The film marks Downey’s first non-comedy or superhero outing since The Soloist in 2009, as well as director David Dobkin’s first dive into a serious film, after making his name in comedy with the likes of Shanghai Knights, Wedding Crashers, Fred Claus and The Change-Up.
The Warner Bros. and Village Roadshow Pictures title — and the first title from Team Downey, the production company Robert runs with his wife, Susan — is predicted to open in a crowded box office to mid- to high teens.

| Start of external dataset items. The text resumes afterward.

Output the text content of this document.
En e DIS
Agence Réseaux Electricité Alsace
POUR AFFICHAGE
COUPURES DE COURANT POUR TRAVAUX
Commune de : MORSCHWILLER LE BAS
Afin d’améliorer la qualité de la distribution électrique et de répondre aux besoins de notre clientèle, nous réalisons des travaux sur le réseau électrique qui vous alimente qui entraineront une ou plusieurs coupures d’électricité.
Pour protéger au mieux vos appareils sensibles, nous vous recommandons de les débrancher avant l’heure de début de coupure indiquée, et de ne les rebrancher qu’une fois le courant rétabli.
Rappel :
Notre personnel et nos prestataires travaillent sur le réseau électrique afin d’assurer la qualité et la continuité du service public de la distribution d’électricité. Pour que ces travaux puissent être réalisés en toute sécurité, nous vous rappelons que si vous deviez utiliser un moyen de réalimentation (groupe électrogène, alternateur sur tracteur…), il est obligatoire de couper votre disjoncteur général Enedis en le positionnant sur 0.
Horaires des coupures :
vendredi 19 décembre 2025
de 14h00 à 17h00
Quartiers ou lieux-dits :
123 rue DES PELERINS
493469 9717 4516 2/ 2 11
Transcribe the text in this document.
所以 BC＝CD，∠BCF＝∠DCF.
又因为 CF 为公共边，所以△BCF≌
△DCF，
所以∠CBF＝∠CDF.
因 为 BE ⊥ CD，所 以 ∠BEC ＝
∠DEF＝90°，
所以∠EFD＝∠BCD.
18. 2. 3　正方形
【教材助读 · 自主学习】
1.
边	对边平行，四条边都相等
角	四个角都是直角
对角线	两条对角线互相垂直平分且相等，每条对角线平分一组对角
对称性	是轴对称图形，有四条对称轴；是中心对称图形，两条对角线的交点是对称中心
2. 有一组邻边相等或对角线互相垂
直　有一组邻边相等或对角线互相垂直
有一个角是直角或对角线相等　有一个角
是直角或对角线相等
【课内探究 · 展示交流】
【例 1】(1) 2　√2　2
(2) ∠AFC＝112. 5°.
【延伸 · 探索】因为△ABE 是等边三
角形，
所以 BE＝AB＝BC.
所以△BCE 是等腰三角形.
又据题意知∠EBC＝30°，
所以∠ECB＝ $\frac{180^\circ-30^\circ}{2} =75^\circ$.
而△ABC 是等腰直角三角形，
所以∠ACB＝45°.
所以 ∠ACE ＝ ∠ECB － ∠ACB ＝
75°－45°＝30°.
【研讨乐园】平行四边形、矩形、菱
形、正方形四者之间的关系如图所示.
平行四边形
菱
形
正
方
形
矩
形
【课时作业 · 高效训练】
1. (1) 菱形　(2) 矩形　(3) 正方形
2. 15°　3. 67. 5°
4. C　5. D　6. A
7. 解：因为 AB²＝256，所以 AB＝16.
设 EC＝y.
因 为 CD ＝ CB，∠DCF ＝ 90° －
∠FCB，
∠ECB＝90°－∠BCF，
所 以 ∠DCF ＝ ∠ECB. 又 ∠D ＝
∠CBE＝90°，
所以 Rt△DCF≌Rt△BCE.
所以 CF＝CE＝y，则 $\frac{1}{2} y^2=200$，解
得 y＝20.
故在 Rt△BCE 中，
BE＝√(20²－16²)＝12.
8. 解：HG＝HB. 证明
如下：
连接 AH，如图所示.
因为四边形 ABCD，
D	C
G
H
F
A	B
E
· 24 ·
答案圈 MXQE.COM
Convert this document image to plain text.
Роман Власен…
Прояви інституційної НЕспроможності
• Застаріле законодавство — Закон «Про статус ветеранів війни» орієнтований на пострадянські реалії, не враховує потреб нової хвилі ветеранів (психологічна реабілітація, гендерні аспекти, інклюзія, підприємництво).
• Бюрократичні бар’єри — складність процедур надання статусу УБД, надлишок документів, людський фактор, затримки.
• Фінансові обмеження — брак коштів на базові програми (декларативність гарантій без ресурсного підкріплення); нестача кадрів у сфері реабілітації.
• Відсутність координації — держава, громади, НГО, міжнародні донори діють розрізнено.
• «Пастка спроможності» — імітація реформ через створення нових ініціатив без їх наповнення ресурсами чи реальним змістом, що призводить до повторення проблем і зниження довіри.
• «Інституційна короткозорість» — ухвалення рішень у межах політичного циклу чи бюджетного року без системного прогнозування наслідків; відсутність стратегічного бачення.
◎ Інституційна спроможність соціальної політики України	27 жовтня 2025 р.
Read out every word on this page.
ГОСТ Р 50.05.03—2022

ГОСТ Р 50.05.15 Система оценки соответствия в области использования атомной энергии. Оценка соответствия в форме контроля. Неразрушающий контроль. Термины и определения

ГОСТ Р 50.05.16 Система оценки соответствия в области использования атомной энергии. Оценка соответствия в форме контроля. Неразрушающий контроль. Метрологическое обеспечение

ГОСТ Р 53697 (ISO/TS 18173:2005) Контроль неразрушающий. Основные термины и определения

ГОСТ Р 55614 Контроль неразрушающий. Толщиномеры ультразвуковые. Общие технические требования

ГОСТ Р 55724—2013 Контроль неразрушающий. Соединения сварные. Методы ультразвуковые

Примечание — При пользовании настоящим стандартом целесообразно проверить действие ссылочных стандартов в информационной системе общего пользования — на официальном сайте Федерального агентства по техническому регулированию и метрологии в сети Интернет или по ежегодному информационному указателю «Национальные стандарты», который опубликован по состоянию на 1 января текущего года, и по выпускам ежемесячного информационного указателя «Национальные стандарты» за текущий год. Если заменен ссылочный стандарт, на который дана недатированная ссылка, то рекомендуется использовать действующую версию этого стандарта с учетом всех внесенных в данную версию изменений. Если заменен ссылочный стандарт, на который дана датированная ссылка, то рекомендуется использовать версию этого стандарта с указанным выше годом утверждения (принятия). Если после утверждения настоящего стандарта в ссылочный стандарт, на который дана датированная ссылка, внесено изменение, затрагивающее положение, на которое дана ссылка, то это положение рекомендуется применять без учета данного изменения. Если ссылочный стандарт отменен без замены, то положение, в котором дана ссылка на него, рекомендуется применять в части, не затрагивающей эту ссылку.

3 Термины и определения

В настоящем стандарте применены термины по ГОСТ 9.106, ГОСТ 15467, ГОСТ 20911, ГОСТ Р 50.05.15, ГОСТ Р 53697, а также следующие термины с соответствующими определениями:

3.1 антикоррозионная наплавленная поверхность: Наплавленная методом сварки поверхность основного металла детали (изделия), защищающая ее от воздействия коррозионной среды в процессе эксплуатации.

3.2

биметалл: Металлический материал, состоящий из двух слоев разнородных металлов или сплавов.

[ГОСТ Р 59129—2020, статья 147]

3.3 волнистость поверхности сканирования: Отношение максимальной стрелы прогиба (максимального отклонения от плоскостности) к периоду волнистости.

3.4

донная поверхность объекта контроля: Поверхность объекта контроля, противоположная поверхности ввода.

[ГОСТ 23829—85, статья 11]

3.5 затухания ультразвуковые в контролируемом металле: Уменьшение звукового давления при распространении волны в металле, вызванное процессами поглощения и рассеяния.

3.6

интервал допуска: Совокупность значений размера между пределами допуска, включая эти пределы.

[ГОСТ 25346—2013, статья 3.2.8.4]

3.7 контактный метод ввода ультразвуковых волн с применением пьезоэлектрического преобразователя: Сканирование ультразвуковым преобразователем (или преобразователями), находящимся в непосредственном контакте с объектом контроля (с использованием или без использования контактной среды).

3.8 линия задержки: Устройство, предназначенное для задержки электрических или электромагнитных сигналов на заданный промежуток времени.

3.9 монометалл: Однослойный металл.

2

Watch more Robert Duvall on Why He Turned Down ‘The Judge’ At First
Read what top critics are saying about The Judge:
The Hollywood Reporter’s chief film critic Todd McCarthy says the film “is well served by intense performances from stars Downey Jr. and Duvall, but is undercut by obvious note-hitting in the writing and a deliberate pace that drags things out about 20 minutes past their due date.” Dobkin “conscientiously battens down every hatch to the point where spontaneity has been trumped by an over-calculated fastidiousness.” And “even more than usual, cinematographer Janusz Kaminski lays on the backlight flare very thickly, often distractingly so. Thomas Newman’s score is emotionally obvious and indulges the film’s pokey pace. Meanwhile, posh Massachusetts locations stand in unconvincingly for the Indiana farmland setting.”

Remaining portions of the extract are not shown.